Colin Fraser Liberal West Nova, NS

I'll turn to Dr. Richardson then.

With regard to the OSI clinics, can you expand on what conditions there are other than PTSD that the OSI clinics deal with, and you would see on a regular basis? I think you mentioned a few other things, including alcohol addiction for example. What other things do you treat?

3:55 p.m.

Psychiatrist, Western University, Department of Psychiatry, Parkwood Operational Stress Injury Clinic

Dr. Don Richardson

I think not only at our clinic but in the network of OSI clinics, we don't have an exclusion criteria. As long as individuals have a mental health condition, we can assess and treat them.

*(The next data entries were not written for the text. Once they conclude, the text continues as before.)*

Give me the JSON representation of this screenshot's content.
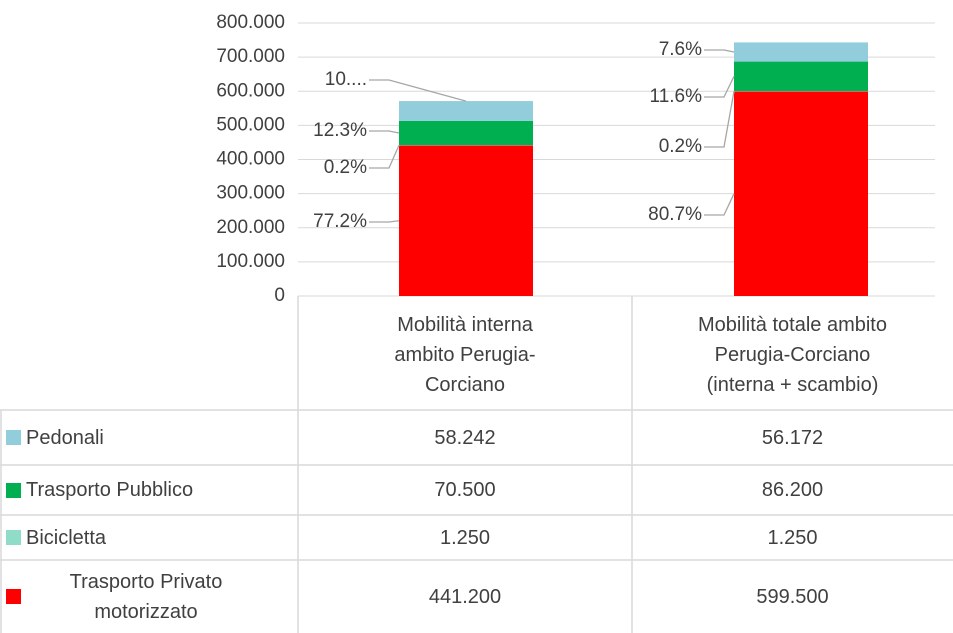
{
  "chart_data": {
    "type": "stacked_bar",
    "categories": [
      [
        "Mobilità interna",
        "ambito Perugia-",
        "Corciano"
      ],
      [
        "Mobilità totale ambito",
        "Perugia-Corciano",
        "(interna + scambio)"
      ]
    ],
    "series": [
      {
        "name": "Pedonali",
        "color": "#92cddc",
        "values": [
          58242,
          56172
        ],
        "value_labels": [
          "58.242",
          "56.172"
        ],
        "data_labels": [
          "10....",
          "7.6%"
        ]
      },
      {
        "name": "Trasporto Pubblico",
        "color": "#00b050",
        "values": [
          70500,
          86200
        ],
        "value_labels": [
          "70.500",
          "86.200"
        ],
        "data_labels": [
          "12.3%",
          "11.6%"
        ]
      },
      {
        "name": "Bicicletta",
        "color": "#8fdcc8",
        "values": [
          1250,
          1250
        ],
        "value_labels": [
          "1.250",
          "1.250"
        ],
        "data_labels": [
          "0.2%",
          "0.2%"
        ]
      },
      {
        "name": "Trasporto Privato motorizzato",
        "color": "#ff0000",
        "values": [
          441200,
          599500
        ],
        "value_labels": [
          "441.200",
          "599.500"
        ],
        "data_labels": [
          "77.2%",
          "80.7%"
        ]
      }
    ],
    "ylim": [
      0,
      800000
    ],
    "yticks": [
      0,
      {
        "value": 100000,
        "label": "100.000"
      },
      {
        "value": 200000,
        "label": "200.000"
      },
      {
        "value": 300000,
        "label": "300.000"
      },
      {
        "value": 400000,
        "label": "400.000"
      },
      {
        "value": 500000,
        "label": "500.000"
      },
      {
        "value": 600000,
        "label": "600.000"
      },
      {
        "value": 700000,
        "label": "700.000"
      },
      {
        "value": 800000,
        "label": "800.000"
      }
    ],
    "grid": true
  }
}
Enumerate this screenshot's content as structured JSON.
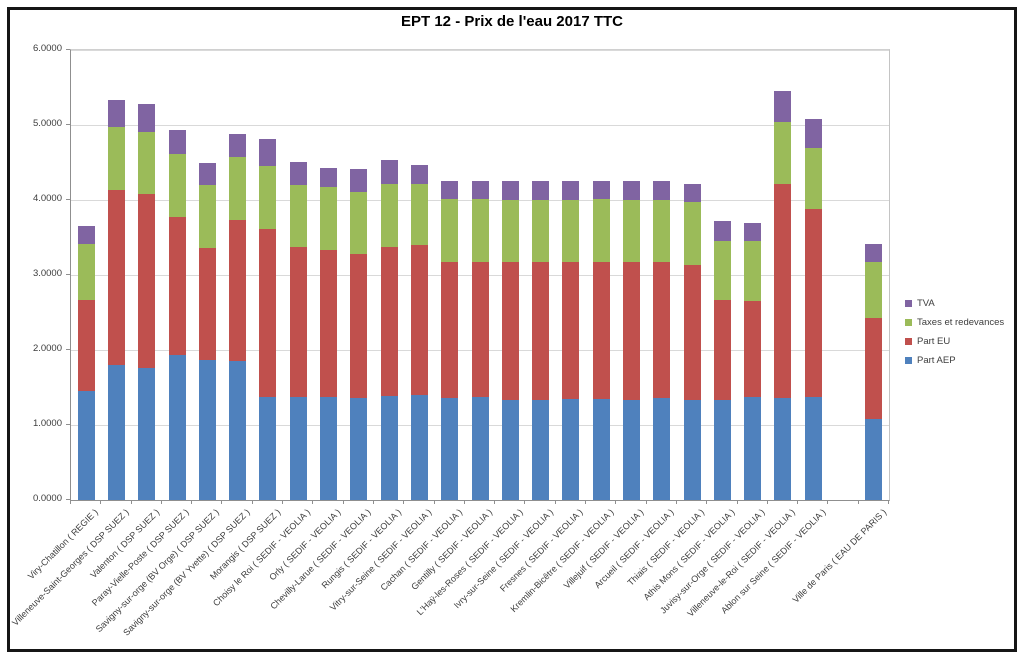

When we look at our stats—and I don't have the exact stats but we can provide them for you in terms of the demographics—this is a treatment-seeking population referred by their VAC case manager or from National Defence from their medical officer. The number one condition is PTSD followed by major depressive disorder, and then generalized anxiety disorder, panic disorder, and alcohol use disorder.

3:55 p.m.

Liberal

Colin Fraser Liberal West Nova, NS

With regard to the OSI clinics themselves, in your experience is there any difficulty in finding the appropriate staff with the requisite experience to deal with these situations? If so, do you have any recommendations on how we could perhaps solve that problem?

3:55 p.m.

Psychiatrist, Western University, Department of Psychiatry, Parkwood Operational Stress Injury Clinic

Dr. Don Richardson

I'm probably not aware of the entire network across Canada, the challenge in recruiting and retaining clinicians. However, we haven't had that much difficulty. We provide a lot of education and training for new staff, and we also, in collaboration with the Canadian Psychiatric Association and the Canadian Psychological Association, so my colleague psychologists, provide education and training to civilian clinicians.

3:55 p.m.

Liberal

Colin Fraser Liberal West Nova, NS

Dr. Pedlar, we've heard this time and again that the transition is a challenging time. What makes this so difficult in particular for the mental health of the veteran or the transitioning member, and what can be done specifically regarding their mental well-being so we would be able to perhaps alleviate some of these problems? Could you comment on that?